26.08.2026
Mit dem Rechtsanspruch auf Ganztagsbetreuung für Kinder im Grundschulalter soll eine Betreuungslücke geschlossen werden, die nach der Kita für viele Familien entsteht, sobald die Kinder eingeschult werden.
Das Gesetz beinhaltet die stufenweise Einführung eines Anspruchs auf ganztägige Förderung für Kinder in Horten oder Ganztagsgrundschulen ab dem Jahr 2026. Er gilt zunächst für die erste Klassenstufe und wird bis zum Schuljahr 2029/30 jährlich um je eine Klassenstufe ausgeweitet.
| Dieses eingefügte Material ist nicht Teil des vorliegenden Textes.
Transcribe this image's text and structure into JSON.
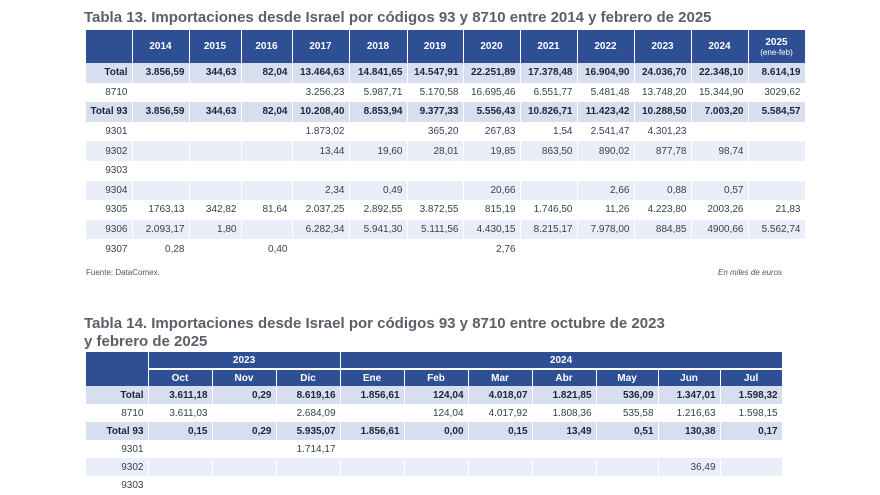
{
  "t13": {
    "title": "Tabla 13. Importaciones desde Israel por códigos 93 y 8710 entre 2014 y febrero de 2025",
    "columns": [
      "2014",
      "2015",
      "2016",
      "2017",
      "2018",
      "2019",
      "2020",
      "2021",
      "2022",
      "2023",
      "2024",
      "2025"
    ],
    "last_col_sub": "(ene-feb)",
    "rows": [
      {
        "label": "Total",
        "style": "bold",
        "values": [
          "3.856,59",
          "344,63",
          "82,04",
          "13.464,63",
          "14.841,65",
          "14.547,91",
          "22.251,89",
          "17.378,48",
          "16.904,90",
          "24.036,70",
          "22.348,10",
          "8.614,19"
        ]
      },
      {
        "label": "8710",
        "style": "plain",
        "values": [
          "",
          "",
          "",
          "3.256,23",
          "5.987,71",
          "5.170,58",
          "16.695,46",
          "6.551,77",
          "5.481,48",
          "13.748,20",
          "15.344,90",
          "3029,62"
        ]
      },
      {
        "label": "Total 93",
        "style": "bold",
        "values": [
          "3.856,59",
          "344,63",
          "82,04",
          "10.208,40",
          "8.853,94",
          "9.377,33",
          "5.556,43",
          "10.826,71",
          "11.423,42",
          "10.288,50",
          "7.003,20",
          "5.584,57"
        ]
      },
      {
        "label": "9301",
        "style": "plain",
        "values": [
          "",
          "",
          "",
          "1.873,02",
          "",
          "365,20",
          "267,83",
          "1,54",
          "2.541,47",
          "4.301,23",
          "",
          ""
        ]
      },
      {
        "label": "9302",
        "style": "alt",
        "values": [
          "",
          "",
          "",
          "13,44",
          "19,60",
          "28,01",
          "19,85",
          "863,50",
          "890,02",
          "877,78",
          "98,74",
          ""
        ]
      },
      {
        "label": "9303",
        "style": "plain",
        "values": [
          "",
          "",
          "",
          "",
          "",
          "",
          "",
          "",
          "",
          "",
          "",
          ""
        ]
      },
      {
        "label": "9304",
        "style": "alt",
        "values": [
          "",
          "",
          "",
          "2,34",
          "0,49",
          "",
          "20,66",
          "",
          "2,66",
          "0,88",
          "0,57",
          ""
        ]
      },
      {
        "label": "9305",
        "style": "plain",
        "values": [
          "1763,13",
          "342,82",
          "81,64",
          "2.037,25",
          "2.892,55",
          "3.872,55",
          "815,19",
          "1.746,50",
          "11,26",
          "4.223,80",
          "2003,26",
          "21,83"
        ]
      },
      {
        "label": "9306",
        "style": "alt",
        "values": [
          "2.093,17",
          "1,80",
          "",
          "6.282,34",
          "5.941,30",
          "5.111,56",
          "4.430,15",
          "8.215,17",
          "7.978,00",
          "884,85",
          "4900,66",
          "5.562,74"
        ]
      },
      {
        "label": "9307",
        "style": "plain",
        "values": [
          "0,28",
          "",
          "0,40",
          "",
          "",
          "",
          "2,76",
          "",
          "",
          "",
          "",
          ""
        ]
      }
    ],
    "source": "Fuente: DataComex.",
    "unit": "En miles de euros"
  },
  "t14": {
    "title_line1": "Tabla 14. Importaciones desde Israel por códigos 93 y 8710 entre octubre de 2023",
    "title_line2": "y febrero de 2025",
    "year1": "2023",
    "year2": "2024",
    "months": [
      "Oct",
      "Nov",
      "Dic",
      "Ene",
      "Feb",
      "Mar",
      "Abr",
      "May",
      "Jun",
      "Jul"
    ],
    "rows": [
      {
        "label": "Total",
        "style": "bold",
        "values": [
          "3.611,18",
          "0,29",
          "8.619,16",
          "1.856,61",
          "124,04",
          "4.018,07",
          "1.821,85",
          "536,09",
          "1.347,01",
          "1.598,32"
        ]
      },
      {
        "label": "8710",
        "style": "plain",
        "values": [
          "3.611,03",
          "",
          "2.684,09",
          "",
          "124,04",
          "4.017,92",
          "1.808,36",
          "535,58",
          "1.216,63",
          "1.598,15"
        ]
      },
      {
        "label": "Total 93",
        "style": "bold",
        "values": [
          "0,15",
          "0,29",
          "5.935,07",
          "1.856,61",
          "0,00",
          "0,15",
          "13,49",
          "0,51",
          "130,38",
          "0,17"
        ]
      },
      {
        "label": "9301",
        "style": "plain",
        "values": [
          "",
          "",
          "1.714,17",
          "",
          "",
          "",
          "",
          "",
          "",
          ""
        ]
      },
      {
        "label": "9302",
        "style": "alt",
        "values": [
          "",
          "",
          "",
          "",
          "",
          "",
          "",
          "",
          "36,49",
          ""
        ]
      },
      {
        "label": "9303",
        "style": "plain",
        "values": [
          "",
          "",
          "",
          "",
          "",
          "",
          "",
          "",
          "",
          ""
        ]
      }
    ]
  }
}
Ein Rechtsanspruch ist keine Pflicht. Eltern können frei wählen, ob und in welchem Umfang sie ein Angebot der ganztägigen Bildung und Betreuung wahrnehmen wollen. Der Rechtsanspruch wird im Achten Sozialgesetzbuch (SGB VIII) geregelt und sieht einen Betreuungsumfang von acht Stunden an allen fünf Werktagen vor. Die normale Schulzeit (der Vormittagsunterricht) zählt in diese acht Stunden hinein. Wer also fünf Stunden Unterricht hat, dem stehen noch drei Stunden Nachmittagsbetreuung zu. Der Rechtsanspruch gilt auch in den Ferien, dabei können Länder eine Schließzeit bis maximal vier Wochen regeln. Wie hoch die Nachfrage an Ferienbetreuung ist, die den Kriterien des GaFöG entspricht, kann nur vor Ort festgestellt werden. Eine Pflicht, das Angebot in Anspruch zu nehmen, gibt es nicht.